Question

Why is it easier to pull than to push a lawn roller?

Answer 1

- Hint: When we apply the force on any object either it is moving or stationary, the amount of the force which we will apply will depend on the effectiveness of the force on that object and also weight of that particular object also counts.

Complete step-by-step answer:
Let us analyse the situation of the applied forces in both the activity (pull and push)
For push,
When we push the lawn roller then we are applying the force on the forward direction and the sine component of the friction will also be in the forward direction,
So effective weight of the lawn roller in case of pushing ${\text{ = }}{{\text{W}}_{{\text{push}}}} = mg + Fsin\theta $

For pull,
When we pull the lawn roller then we are applying the force in forward direction but the sine component of the friction will be acting in the backward direction,
So effective weight of the lawn roller in case of pulling ${\text{ = }}{{\text{W}}_{{\text{pull}}}} = mg - Fsin\theta$
Here we see that the effective weight in case of pulling is less than in pushing. Hence the force required in pulling is less.
That’s why it's easier to pull than to push the lawn roller.

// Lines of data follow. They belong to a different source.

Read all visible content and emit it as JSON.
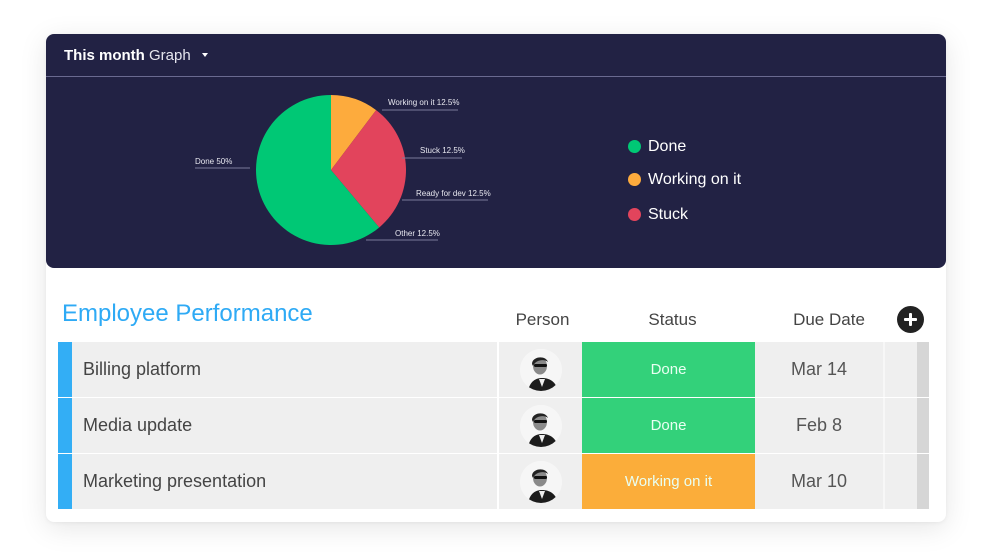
{
  "graph": {
    "title_bold": "This month",
    "title_light": "Graph",
    "dropdown_icon": "caret-down-icon"
  },
  "chart_data": {
    "type": "pie",
    "title": "This month Graph",
    "slices": [
      {
        "label": "Working on it",
        "value": 12.5,
        "display": "Working on it 12.5%",
        "color": "#fdab3d"
      },
      {
        "label": "Stuck",
        "value": 12.5,
        "display": "Stuck 12.5%",
        "color": "#e2445c"
      },
      {
        "label": "Ready for dev",
        "value": 12.5,
        "display": "Ready for dev 12.5%",
        "color": "#e2445c"
      },
      {
        "label": "Other",
        "value": 12.5,
        "display": "Other 12.5%",
        "color": "#00c875"
      },
      {
        "label": "Done",
        "value": 50,
        "display": "Done 50%",
        "color": "#00c875"
      }
    ],
    "legend": [
      {
        "label": "Done",
        "color": "#00c875"
      },
      {
        "label": "Working on it",
        "color": "#fdab3d"
      },
      {
        "label": "Stuck",
        "color": "#e2445c"
      }
    ],
    "legend_position": "right"
  },
  "table": {
    "title": "Employee Performance",
    "columns": {
      "person": "Person",
      "status": "Status",
      "due_date": "Due Date"
    },
    "add_column_icon": "plus-circle-icon",
    "rows": [
      {
        "name": "Billing platform",
        "status": "Done",
        "status_color": "#33d17a",
        "due": "Mar 14"
      },
      {
        "name": "Media update",
        "status": "Done",
        "status_color": "#33d17a",
        "due": "Feb 8"
      },
      {
        "name": "Marketing presentation",
        "status": "Working on it",
        "status_color": "#fbad3a",
        "due": "Mar 10"
      }
    ]
  },
  "colors": {
    "panel_bg": "#222244",
    "accent_blue": "#2eaaf5",
    "done_green": "#00c875",
    "working_orange": "#fdab3d",
    "stuck_red": "#e2445c"
  }
}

Note: Here in the above solution we have considered the effective weight of the roller to compare the push and pull but if we consider the change in the friction during pushing and pulling, we will be able to explain the above in other words.
As we know that frictional force is equal to the coefficient of friction multiplied by the normal reaction force, and the normal reaction force is equal to the sum of the actual weight of the roller and the sine component of the force. In case of pull or push the actual weight of the roller is same but in case of the push the sine component is in direction of the weight while in case of the pull it is in the opposite direction of the force, hence the friction force in case of push will be more than pull, so, pull will be easier than the push.